In der Neuen Westfälischen heißt es über Clement, er sei "nie geliebt, immer nur geduldet" gewesen. Er habe mit seiner zupackenden Art oft Aufbruchstimmung verbreitet, aber viele Genossen vor den Kopf gestoßen. "Die Zeit Clements als Ministerpräsident Nordrhein-Westfalens wird nur als Fußnote in die Geschichte eingehen, Spuren hat er nicht hinterlassen. Auch der polternde Abgang spricht nicht für ihn."

"Die Diva geht", kommentiert die Kölnische Rundschau und fragt: "Warum erst jetzt?" Über Monate habe der frühere Bundeswirtschaftsminister seiner Partei zugesetzt. "Das war sein gutes Recht. Denn wer mit der politischen Grundausrichtung nicht einverstanden ist, muss sich einmischen und für eine Mehrheit für seinen Gegenentwurf kämpfen." Doch er habe sich dabei von "größtmöglicher Sturheit und Eitelkeit" lenken lassen, als er zur Nichtwahl von Andrea Ypsilanti aufrief. "Dafür hat er tatsächlich eine Rüge verdient."

"Clement stößt jetzt alle vor den Kopf, die in den vergangenen zehn Monaten versucht haben, Brücken zu bauen", schreibt der Kölner Stadt-Anzeiger. "Clements Abschied wird die SPD sicher nicht zerreißen, aber er ist ein Denkzettel: wenn die Partei konservativen Genossen wie ihm keine Heimat mehr bieten kann, dürfte es schwer werden, in der Mitte der Gesellschaft zu punkten, wo die Wahlen gewonnen werden", kommentiert der Express.

Schaden für die SPD "eher übersichtlich"

Der ehemalige Bundeswirtschafts- und Arbeitsminister Wolfgang Clement (SPD) gibt am 07.08.2008 in Bonn eine Erklärung ab

Ex-SPD-Mitglied Wolfgang Clement

Der Abgang passe zu Clement, findet die Westfalenpost.

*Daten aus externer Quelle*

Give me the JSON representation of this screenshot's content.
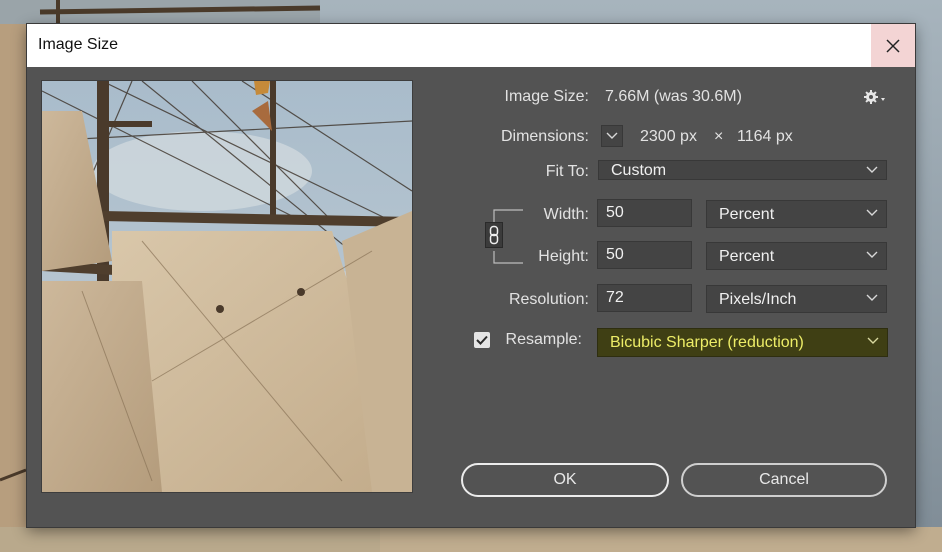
{
  "window": {
    "title": "Image Size"
  },
  "info": {
    "image_size_label": "Image Size:",
    "image_size_value": "7.66M (was 30.6M)",
    "dimensions_label": "Dimensions:",
    "dimensions_width": "2300 px",
    "dimensions_sep": "×",
    "dimensions_height": "1164 px"
  },
  "fit_to": {
    "label": "Fit To:",
    "value": "Custom"
  },
  "width": {
    "label": "Width:",
    "value": "50",
    "unit": "Percent"
  },
  "height": {
    "label": "Height:",
    "value": "50",
    "unit": "Percent"
  },
  "resolution": {
    "label": "Resolution:",
    "value": "72",
    "unit": "Pixels/Inch"
  },
  "resample": {
    "label": "Resample:",
    "checked": true,
    "method": "Bicubic Sharper (reduction)"
  },
  "buttons": {
    "ok": "OK",
    "cancel": "Cancel"
  },
  "icons": {
    "close": "close-icon",
    "settings": "gear-icon",
    "chain": "chain-link-icon",
    "chevron": "chevron-down-icon",
    "checkbox": "checkmark-icon"
  },
  "colors": {
    "dialog_bg": "#535353",
    "field_bg": "#444444",
    "highlight_text": "#eded67",
    "highlight_bg": "#3f3f14",
    "close_bg": "#f3d4d4"
  }
}
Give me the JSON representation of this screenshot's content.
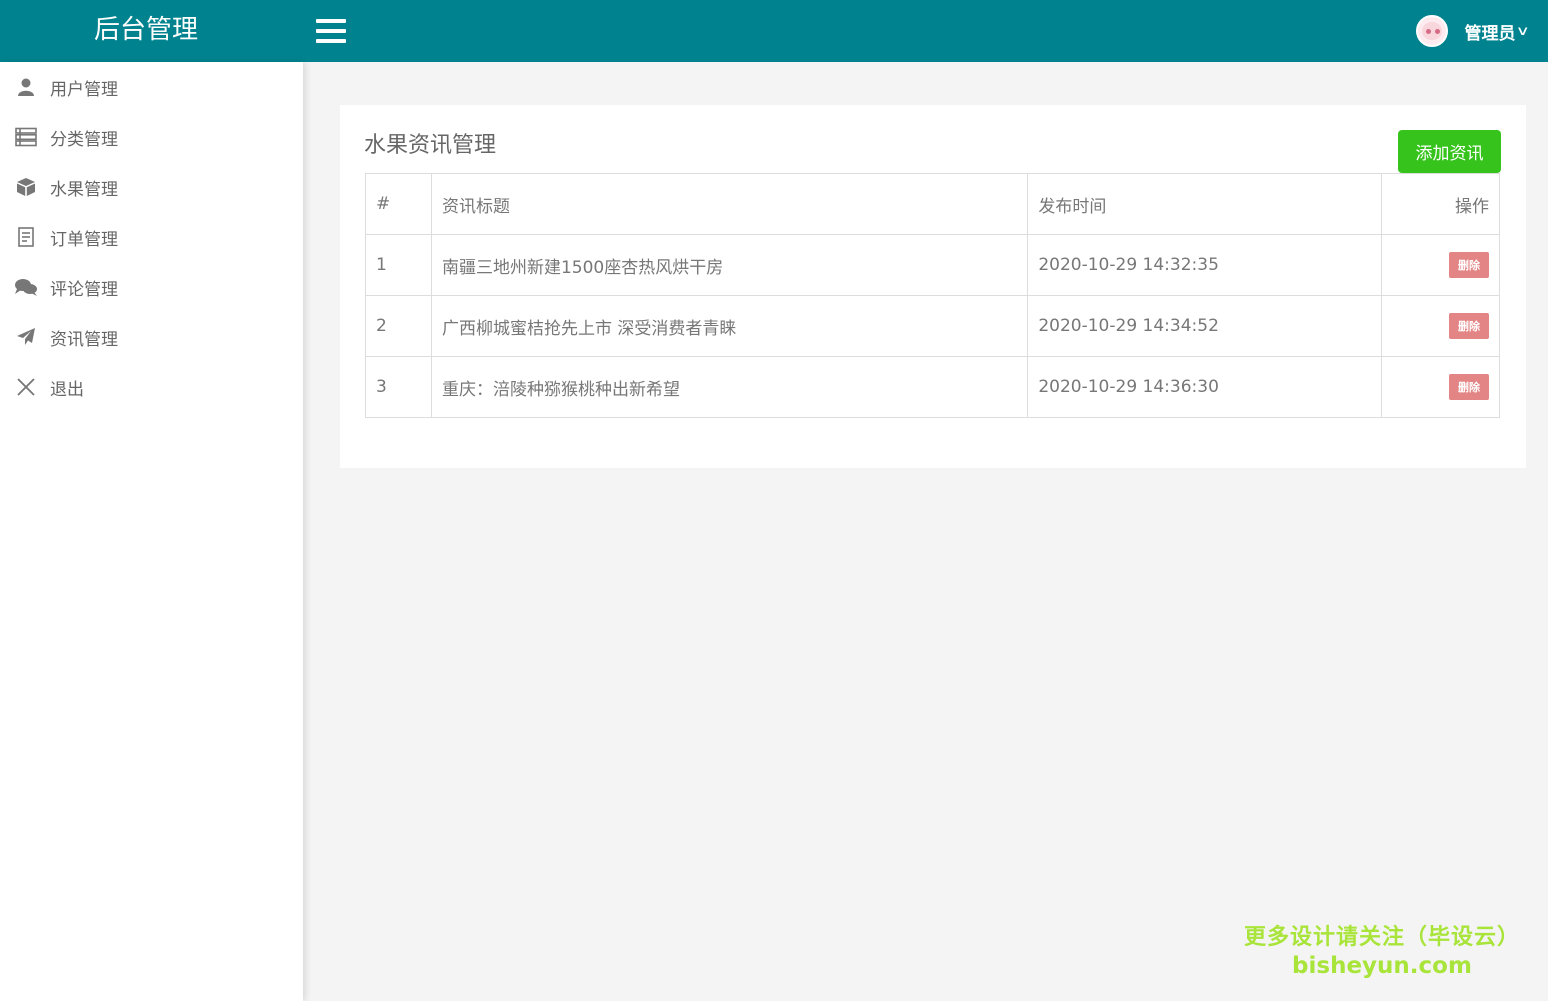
{
  "header": {
    "brand": "后台管理",
    "user_name": "管理员"
  },
  "sidebar": {
    "items": [
      {
        "label": "用户管理",
        "icon": "user-icon"
      },
      {
        "label": "分类管理",
        "icon": "list-icon"
      },
      {
        "label": "水果管理",
        "icon": "cube-icon"
      },
      {
        "label": "订单管理",
        "icon": "receipt-icon"
      },
      {
        "label": "评论管理",
        "icon": "comments-icon"
      },
      {
        "label": "资讯管理",
        "icon": "paper-plane-icon"
      },
      {
        "label": "退出",
        "icon": "close-icon"
      }
    ]
  },
  "main": {
    "title": "水果资讯管理",
    "add_button": "添加资讯",
    "table": {
      "headers": [
        "#",
        "资讯标题",
        "发布时间",
        "操作"
      ],
      "rows": [
        {
          "index": "1",
          "title": "南疆三地州新建1500座杏热风烘干房",
          "time": "2020-10-29 14:32:35",
          "action": "删除"
        },
        {
          "index": "2",
          "title": "广西柳城蜜桔抢先上市 深受消费者青睐",
          "time": "2020-10-29 14:34:52",
          "action": "删除"
        },
        {
          "index": "3",
          "title": "重庆：涪陵种猕猴桃种出新希望",
          "time": "2020-10-29 14:36:30",
          "action": "删除"
        }
      ]
    }
  },
  "watermark": {
    "line1": "更多设计请关注（毕设云）",
    "line2": "bisheyun.com"
  },
  "colors": {
    "topbar": "#00838f",
    "add_button": "#36c41c",
    "delete_button": "#e48585",
    "watermark": "#a9e43a"
  }
}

Er sei "stets nicht nur Parteimensch, sondern auch Einzelkämpfer und anerkannter Sturkopf" gewesen. "Was manche als Vorzug empfanden, weil er sich keiner Mehrheits- oder Augenblicksmeinung beugen mochte, die er für falsch hielt. Anderen ging er damit mehr als einmal auf den Nerv, auch zu seiner Zeit als NRW-Ministerpräsident." Der Schaden für die SPD bleibe "eher übersichtlich."

Überzeugend, gar souverän sei Clements Verhalten nicht, schreibt der Bonner General-Anzeiger: "Es zeugt eher von einem genervten, enttäuschten, vielleicht auch verbitterten Politiker, der seine politische Heimat verloren hat."

"Wirklich traurig ist am Ende dieser tragikomischen Inszenierung im Zirkus Clementi niemand", resümiert die Aachener Zeitung. "Diejenigen, die sich für ihn eingesetzt haben (Müntefering, Steinmeier, Gabriel und andere) stehen wie die Blöden da."

"Er hat der SPD geschadet, sich von der Partei entfremdet. Er, der Kritiker, konnte mit Kritik an seiner Person nicht umgehen", komnentieren die Aachener Nachrichten.

Die WAZ aus Essen analysiert die Folgen für die SPD gleich in zwei Kommentaren. Einer der beiden Kommentatoren schreibt, Clement sei nicht gerügt worden, weil er eine andere Meinung als die Parteimehrheit habe, sondern weil er mit seinen Ausfällen gegen Ypsilanti gegen zwei sozialdemokratische Ur-Tugenden verstoßen habe: "Solidarität und Disziplin". "Die SPD und Wolfgang Clement gehen künftig getrennte Wege. Beide werden es verkraften." Der andere Kommentator bedauert hingegen: "Von nun an hat die SPD einen wirtschaftsfreundlichen, pragmatischen, liberalen Freigeist weniger." Ohne einen wie Clement sei die SPD ärmer.